To determine whether the expression of some fibronectin (FN) domains and a degree of FN degradation are associated with the progression of rheumatoid arthritis (RA).


Based on the radiographs of the hands of RA patients, three groups of synovial fluid and plasma samples were distinguished: (i) those with early radiological changes, (ii) established and (iii) late progressive radiological changes. The expressions of FN domains were determined by ELISA using appropriate domain-specific monoclonal antibodies. FN fragmentation was analysed by immunoblotting.
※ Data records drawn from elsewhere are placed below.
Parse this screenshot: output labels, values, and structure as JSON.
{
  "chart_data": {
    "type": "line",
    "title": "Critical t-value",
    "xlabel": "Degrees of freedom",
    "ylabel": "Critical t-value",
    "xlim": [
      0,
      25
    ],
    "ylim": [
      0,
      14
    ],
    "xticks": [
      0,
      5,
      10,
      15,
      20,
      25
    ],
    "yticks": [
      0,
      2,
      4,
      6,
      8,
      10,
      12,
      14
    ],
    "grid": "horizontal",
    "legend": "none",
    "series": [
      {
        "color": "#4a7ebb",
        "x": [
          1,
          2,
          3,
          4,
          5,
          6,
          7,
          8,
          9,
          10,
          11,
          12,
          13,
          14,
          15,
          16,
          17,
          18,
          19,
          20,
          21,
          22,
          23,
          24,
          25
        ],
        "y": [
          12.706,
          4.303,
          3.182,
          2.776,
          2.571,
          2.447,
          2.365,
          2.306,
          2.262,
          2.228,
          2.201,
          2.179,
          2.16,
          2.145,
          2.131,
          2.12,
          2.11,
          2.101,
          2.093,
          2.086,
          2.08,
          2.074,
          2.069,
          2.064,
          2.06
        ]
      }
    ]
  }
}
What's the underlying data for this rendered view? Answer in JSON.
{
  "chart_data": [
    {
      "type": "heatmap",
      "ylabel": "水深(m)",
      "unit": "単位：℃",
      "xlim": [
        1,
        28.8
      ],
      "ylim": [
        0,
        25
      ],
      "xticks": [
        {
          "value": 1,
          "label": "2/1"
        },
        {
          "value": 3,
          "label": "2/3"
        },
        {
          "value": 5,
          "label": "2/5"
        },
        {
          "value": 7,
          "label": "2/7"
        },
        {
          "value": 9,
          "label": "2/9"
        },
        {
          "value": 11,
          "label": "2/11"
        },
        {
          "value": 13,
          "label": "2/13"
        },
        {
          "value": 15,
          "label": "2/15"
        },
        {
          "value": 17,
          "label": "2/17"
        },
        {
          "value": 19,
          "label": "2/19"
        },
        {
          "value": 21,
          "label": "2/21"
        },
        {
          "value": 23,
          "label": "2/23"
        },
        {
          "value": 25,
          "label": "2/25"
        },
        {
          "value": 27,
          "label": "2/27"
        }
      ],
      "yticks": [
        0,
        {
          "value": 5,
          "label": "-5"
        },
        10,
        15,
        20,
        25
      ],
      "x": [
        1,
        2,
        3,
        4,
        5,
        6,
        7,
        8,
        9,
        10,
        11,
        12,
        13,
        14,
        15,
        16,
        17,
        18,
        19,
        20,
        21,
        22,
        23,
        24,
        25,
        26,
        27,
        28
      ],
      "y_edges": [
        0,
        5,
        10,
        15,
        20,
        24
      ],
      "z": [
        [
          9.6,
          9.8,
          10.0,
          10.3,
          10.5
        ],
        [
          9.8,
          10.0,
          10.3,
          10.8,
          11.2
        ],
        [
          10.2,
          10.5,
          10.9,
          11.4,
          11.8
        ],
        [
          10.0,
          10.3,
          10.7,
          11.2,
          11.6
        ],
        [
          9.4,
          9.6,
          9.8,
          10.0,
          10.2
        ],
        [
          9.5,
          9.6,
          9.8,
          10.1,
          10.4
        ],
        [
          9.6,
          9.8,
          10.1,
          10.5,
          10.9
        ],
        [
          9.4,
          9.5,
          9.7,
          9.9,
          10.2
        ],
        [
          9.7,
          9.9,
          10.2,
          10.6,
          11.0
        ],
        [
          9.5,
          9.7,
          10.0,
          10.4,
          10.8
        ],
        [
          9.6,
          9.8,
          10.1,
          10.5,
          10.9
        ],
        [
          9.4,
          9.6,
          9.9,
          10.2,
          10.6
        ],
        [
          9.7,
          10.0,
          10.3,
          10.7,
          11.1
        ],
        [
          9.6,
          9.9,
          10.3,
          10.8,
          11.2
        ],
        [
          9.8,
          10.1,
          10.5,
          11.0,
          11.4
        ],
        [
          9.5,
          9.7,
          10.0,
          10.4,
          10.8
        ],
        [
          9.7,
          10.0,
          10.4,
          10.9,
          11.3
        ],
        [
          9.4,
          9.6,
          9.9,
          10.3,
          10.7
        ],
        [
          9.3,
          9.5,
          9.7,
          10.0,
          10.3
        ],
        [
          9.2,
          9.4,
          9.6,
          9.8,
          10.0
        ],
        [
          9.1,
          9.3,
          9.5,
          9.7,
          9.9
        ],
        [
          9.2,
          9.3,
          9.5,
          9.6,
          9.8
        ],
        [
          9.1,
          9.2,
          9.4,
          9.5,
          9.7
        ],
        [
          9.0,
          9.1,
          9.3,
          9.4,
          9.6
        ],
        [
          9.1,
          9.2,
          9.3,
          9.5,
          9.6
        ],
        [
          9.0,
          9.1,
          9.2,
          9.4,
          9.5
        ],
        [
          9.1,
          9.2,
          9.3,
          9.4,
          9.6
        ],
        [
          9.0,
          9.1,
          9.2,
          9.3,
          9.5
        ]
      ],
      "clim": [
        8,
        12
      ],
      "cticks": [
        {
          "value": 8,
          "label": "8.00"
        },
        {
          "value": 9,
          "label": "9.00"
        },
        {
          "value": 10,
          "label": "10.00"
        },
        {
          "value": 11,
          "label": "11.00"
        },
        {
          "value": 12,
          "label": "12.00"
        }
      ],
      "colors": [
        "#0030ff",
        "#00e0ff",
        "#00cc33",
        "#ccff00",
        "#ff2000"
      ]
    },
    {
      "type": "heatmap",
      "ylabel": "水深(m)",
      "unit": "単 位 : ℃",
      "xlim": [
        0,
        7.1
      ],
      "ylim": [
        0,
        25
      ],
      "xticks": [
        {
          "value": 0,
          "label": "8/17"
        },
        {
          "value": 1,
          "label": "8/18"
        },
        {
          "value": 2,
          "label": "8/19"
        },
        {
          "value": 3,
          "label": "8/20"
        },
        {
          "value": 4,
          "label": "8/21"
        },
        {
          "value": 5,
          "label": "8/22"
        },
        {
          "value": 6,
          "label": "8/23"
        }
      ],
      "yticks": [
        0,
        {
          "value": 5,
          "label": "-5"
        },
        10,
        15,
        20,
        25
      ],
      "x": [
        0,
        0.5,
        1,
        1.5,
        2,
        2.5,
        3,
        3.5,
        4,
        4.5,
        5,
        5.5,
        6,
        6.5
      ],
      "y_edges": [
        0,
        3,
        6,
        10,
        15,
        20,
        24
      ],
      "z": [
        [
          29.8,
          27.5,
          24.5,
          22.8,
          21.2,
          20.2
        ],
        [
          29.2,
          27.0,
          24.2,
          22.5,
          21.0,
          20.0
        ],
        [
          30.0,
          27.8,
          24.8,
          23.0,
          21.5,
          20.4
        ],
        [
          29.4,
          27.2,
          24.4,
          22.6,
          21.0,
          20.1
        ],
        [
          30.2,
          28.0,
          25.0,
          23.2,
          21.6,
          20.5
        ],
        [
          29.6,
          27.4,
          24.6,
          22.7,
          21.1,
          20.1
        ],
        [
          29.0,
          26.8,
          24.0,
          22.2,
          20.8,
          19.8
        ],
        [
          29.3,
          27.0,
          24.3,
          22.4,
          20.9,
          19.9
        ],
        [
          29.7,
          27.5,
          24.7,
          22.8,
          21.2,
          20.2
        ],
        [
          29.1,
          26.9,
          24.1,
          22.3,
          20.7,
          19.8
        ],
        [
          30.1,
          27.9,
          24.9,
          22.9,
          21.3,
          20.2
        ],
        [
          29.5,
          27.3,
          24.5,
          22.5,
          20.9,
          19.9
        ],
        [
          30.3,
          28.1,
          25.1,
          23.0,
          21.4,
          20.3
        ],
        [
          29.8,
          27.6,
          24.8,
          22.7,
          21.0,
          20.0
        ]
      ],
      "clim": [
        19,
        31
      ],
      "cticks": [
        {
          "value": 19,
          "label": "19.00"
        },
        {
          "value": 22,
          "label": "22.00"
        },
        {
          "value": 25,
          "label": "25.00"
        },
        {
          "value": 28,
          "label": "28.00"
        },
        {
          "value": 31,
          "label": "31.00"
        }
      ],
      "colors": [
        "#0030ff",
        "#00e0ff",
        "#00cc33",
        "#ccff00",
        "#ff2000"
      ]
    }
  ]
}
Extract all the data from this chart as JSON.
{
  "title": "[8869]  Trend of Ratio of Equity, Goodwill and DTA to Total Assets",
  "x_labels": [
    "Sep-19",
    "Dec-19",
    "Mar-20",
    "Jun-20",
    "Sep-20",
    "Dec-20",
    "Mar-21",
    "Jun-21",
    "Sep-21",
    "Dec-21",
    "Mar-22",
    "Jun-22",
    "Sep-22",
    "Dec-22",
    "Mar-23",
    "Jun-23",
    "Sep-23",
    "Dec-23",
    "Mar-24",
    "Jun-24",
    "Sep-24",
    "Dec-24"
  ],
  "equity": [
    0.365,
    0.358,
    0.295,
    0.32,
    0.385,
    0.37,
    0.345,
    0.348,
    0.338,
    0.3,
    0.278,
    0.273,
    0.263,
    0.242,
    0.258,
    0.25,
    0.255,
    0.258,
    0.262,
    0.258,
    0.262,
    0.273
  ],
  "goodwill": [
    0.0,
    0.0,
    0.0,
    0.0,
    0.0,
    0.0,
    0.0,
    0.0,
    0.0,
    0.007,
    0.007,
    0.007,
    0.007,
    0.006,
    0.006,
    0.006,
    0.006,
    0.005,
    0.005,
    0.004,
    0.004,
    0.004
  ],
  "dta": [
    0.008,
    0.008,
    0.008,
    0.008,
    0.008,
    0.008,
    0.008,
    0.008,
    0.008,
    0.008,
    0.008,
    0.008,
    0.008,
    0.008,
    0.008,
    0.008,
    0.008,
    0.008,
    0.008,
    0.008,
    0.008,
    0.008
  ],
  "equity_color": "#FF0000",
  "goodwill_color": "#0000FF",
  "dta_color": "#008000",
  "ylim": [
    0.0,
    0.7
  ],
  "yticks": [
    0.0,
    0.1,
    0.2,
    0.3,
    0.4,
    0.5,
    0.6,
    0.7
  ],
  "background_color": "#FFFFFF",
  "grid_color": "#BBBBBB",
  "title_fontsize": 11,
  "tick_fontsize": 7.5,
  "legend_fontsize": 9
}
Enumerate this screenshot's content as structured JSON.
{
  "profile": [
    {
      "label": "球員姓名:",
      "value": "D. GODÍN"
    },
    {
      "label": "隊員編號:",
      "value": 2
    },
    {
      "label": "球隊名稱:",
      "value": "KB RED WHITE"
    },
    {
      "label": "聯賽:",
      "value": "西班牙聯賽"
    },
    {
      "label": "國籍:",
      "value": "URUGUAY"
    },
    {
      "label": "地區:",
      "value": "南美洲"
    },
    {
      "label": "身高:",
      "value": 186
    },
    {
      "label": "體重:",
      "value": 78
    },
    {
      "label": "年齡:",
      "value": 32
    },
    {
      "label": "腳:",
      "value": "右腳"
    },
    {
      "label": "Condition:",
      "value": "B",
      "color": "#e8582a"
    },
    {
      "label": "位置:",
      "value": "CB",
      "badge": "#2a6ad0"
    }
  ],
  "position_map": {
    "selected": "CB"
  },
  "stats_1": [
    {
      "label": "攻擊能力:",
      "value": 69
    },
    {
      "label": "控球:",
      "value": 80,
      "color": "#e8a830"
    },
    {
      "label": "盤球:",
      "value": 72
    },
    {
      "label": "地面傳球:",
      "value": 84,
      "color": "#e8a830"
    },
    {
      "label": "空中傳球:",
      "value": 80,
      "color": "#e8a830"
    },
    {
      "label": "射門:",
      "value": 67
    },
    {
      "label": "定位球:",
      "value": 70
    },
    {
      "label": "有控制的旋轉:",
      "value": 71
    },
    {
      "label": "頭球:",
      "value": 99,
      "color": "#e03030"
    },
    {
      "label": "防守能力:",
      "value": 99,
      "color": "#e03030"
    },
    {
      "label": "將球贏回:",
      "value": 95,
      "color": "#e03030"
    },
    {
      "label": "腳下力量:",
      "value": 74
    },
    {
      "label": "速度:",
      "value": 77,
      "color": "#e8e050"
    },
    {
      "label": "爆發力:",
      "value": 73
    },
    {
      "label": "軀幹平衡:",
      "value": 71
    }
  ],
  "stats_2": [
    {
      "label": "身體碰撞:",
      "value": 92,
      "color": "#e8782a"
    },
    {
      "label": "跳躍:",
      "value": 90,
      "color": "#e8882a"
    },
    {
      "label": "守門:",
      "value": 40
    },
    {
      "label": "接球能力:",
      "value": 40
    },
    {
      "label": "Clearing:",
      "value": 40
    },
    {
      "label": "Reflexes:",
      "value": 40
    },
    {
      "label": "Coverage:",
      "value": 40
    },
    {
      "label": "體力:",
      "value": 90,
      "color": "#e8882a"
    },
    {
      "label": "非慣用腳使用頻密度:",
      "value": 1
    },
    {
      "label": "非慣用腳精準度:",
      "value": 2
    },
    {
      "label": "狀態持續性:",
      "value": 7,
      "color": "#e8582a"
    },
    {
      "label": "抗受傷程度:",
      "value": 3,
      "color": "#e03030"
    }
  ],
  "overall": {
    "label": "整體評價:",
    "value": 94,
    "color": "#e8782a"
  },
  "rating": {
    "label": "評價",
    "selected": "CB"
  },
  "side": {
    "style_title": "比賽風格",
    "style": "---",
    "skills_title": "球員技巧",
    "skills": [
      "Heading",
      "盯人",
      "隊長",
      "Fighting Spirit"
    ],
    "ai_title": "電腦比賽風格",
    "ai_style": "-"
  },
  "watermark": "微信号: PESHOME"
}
In the early RA group, synovial FN was found to be totally degraded to a mixture of FN fragments. In the established group, it consisted of a portion of intact FN molecules and a smaller part of FN fragments, whereas in the late group the synovial FN immunoblotting pattern was similar to that of intact FN. The FN fragmentation was accompanied by decreases in FN immune reactivity with monoclonal antibodies specific to the collagen, fibrin and C-terminal FN domains. In the blood plasma of all studied groups of RA patients, the FN immunopattern was analogous to that in normal plasma. However, the expressions of the plasma FN domains were higher than those of healthy individuals.


Profound degradation of FN and low collagen, fibrin and C-terminal domain expressions in FN were only associated with early destructive changes observed in radiographs of the RA patients' hands.